Apromore is an open and extensible repository to store and disclose business process models of a variety of types and languages, such as BPMN, eEPCs, BPEL, YAWL, Workflow nets. Beyond that, Apromore provides state-of-the-art features to facilitate the management of large process model collections. These features can be classified according to four broad service areas:
- Evaluation, concerned with establishing the adherence of process models to various quality notions. It will be possible to evaluate process models with respect to correctness criteria (syntactic quality), to usability issues such as understandability and maintainability (pragmatic quality), or assess them against well-know benchmarking frameworks.
- Filtering, offering capabilities to determine similarities between processes. This is an essential task as part of the increased focus on services that can be re-used in multiple processes (e.g. fraud detection in multiple claims processes). It will be possible to check the conformance of a process model to given industry standards, represented in the form of reference models or business patterns for specific domains (e.g. approval), and to track extensions to a model over time and their relations with the originating reference models.

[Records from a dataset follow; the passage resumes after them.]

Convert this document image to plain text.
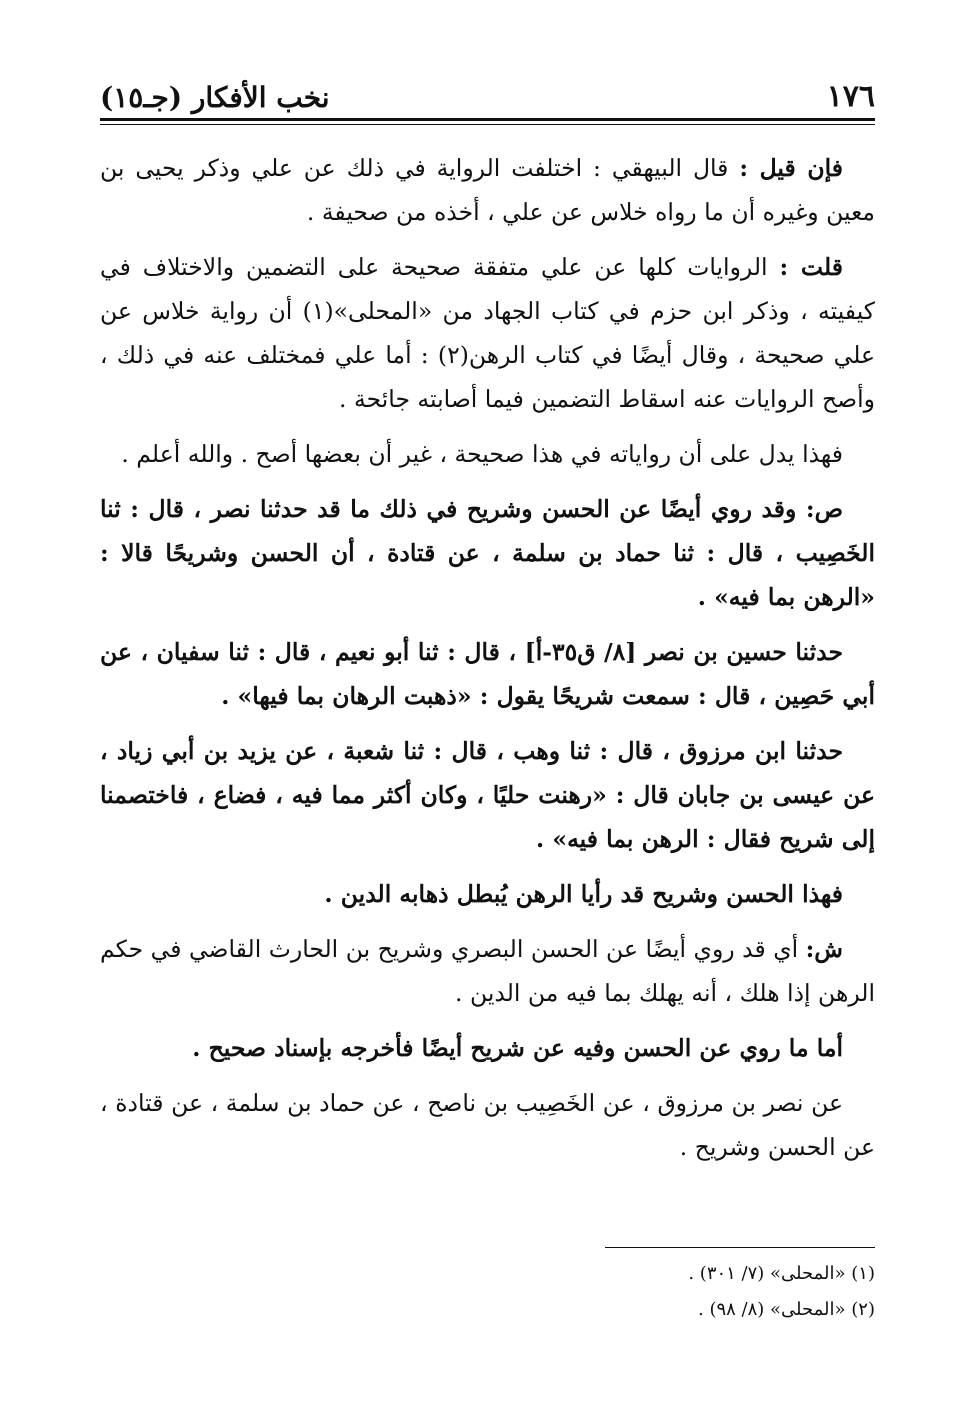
١٧٦
نخب الأفكار (جـ١٥)

فإن قيل : قال البيهقي : اختلفت الرواية في ذلك عن علي وذكر يحيى بن معين وغيره أن ما رواه خلاس عن علي ، أخذه من صحيفة .

قلت : الروايات كلها عن علي متفقة صحيحة على التضمين والاختلاف في كيفيته ، وذكر ابن حزم في كتاب الجهاد من «المحلى»(١) أن رواية خلاس عن علي صحيحة ، وقال أيضًا في كتاب الرهن(٢) : أما علي فمختلف عنه في ذلك ، وأصح الروايات عنه اسقاط التضمين فيما أصابته جائحة .

فهذا يدل على أن رواياته في هذا صحيحة ، غير أن بعضها أصح . والله أعلم .

ص: وقد روي أيضًا عن الحسن وشريح في ذلك ما قد حدثنا نصر ، قال : ثنا الخَصِيب ، قال : ثنا حماد بن سلمة ، عن قتادة ، أن الحسن وشريحًا قالا : «الرهن بما فيه» .

حدثنا حسين بن نصر [٨/ ق٣٥-أ] ، قال : ثنا أبو نعيم ، قال : ثنا سفيان ، عن أبي حَصِين ، قال : سمعت شريحًا يقول : «ذهبت الرهان بما فيها» .

حدثنا ابن مرزوق ، قال : ثنا وهب ، قال : ثنا شعبة ، عن يزيد بن أبي زياد ، عن عيسى بن جابان قال : «رهنت حليًا ، وكان أكثر مما فيه ، فضاع ، فاختصمنا إلى شريح فقال : الرهن بما فيه» .

فهذا الحسن وشريح قد رأيا الرهن يُبطل ذهابه الدين .

ش: أي قد روي أيضًا عن الحسن البصري وشريح بن الحارث القاضي في حكم الرهن إذا هلك ، أنه يهلك بما فيه من الدين .

أما ما روي عن الحسن وفيه عن شريح أيضًا فأخرجه بإسناد صحيح .

عن نصر بن مرزوق ، عن الخَصِيب بن ناصح ، عن حماد بن سلمة ، عن قتادة ، عن الحسن وشريح .

(١) «المحلى» (٧/ ٣٠١) .
(٢) «المحلى» (٨/ ٩٨) .
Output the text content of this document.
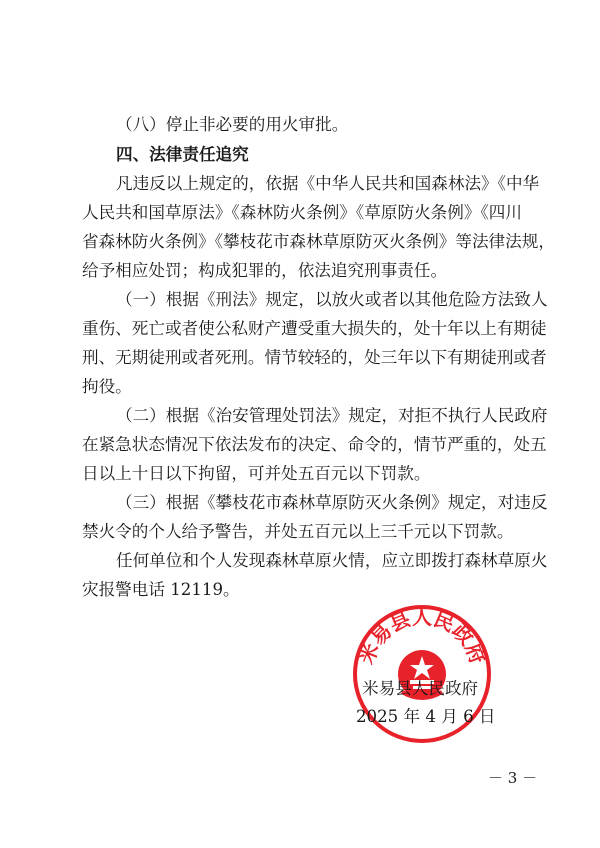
（八）停止非必要的用火审批。
四、法律责任追究
凡违反以上规定的，依据《中华人民共和国森林法》《中华
人民共和国草原法》《森林防火条例》《草原防火条例》《四川
省森林防火条例》《攀枝花市森林草原防灭火条例》等法律法规，
给予相应处罚；构成犯罪的，依法追究刑事责任。
（一）根据《刑法》规定，以放火或者以其他危险方法致人
重伤、死亡或者使公私财产遭受重大损失的，处十年以上有期徒
刑、无期徒刑或者死刑。情节较轻的，处三年以下有期徒刑或者
拘役。
（二）根据《治安管理处罚法》规定，对拒不执行人民政府
在紧急状态情况下依法发布的决定、命令的，情节严重的，处五
日以上十日以下拘留，可并处五百元以下罚款。
（三）根据《攀枝花市森林草原防灭火条例》规定，对违反
禁火令的个人给予警告，并处五百元以上三千元以下罚款。
任何单位和个人发现森林草原火情，应立即拨打森林草原火
灾报警电话 12119。
米易县人民政府
米易县人民政府
2025 年 4 月 6 日
－ 3 －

- Clever Design, supporting the creation, modification and completion of process models, on the basis of existing content. For example, it will be possible to individualize a reference model to a specific context, such as a new organization or project; to create a new process model from the merge of a collection of similar models (e.g. as part of an integration project that results from a merger or an acquisition); or to complete a process model based on a collection of business patterns.
- Presentation, providing support for improving the understanding of large process models and collections thereof. For example, it will be possible to highlight the most followed process flow depending on the user context, or zoom out from a process model while abstracting away irrelevant details. Moreover, advanced reports on process model statistics, such as number of users and density of decisions, will enrich the more traditional visual representation of process models.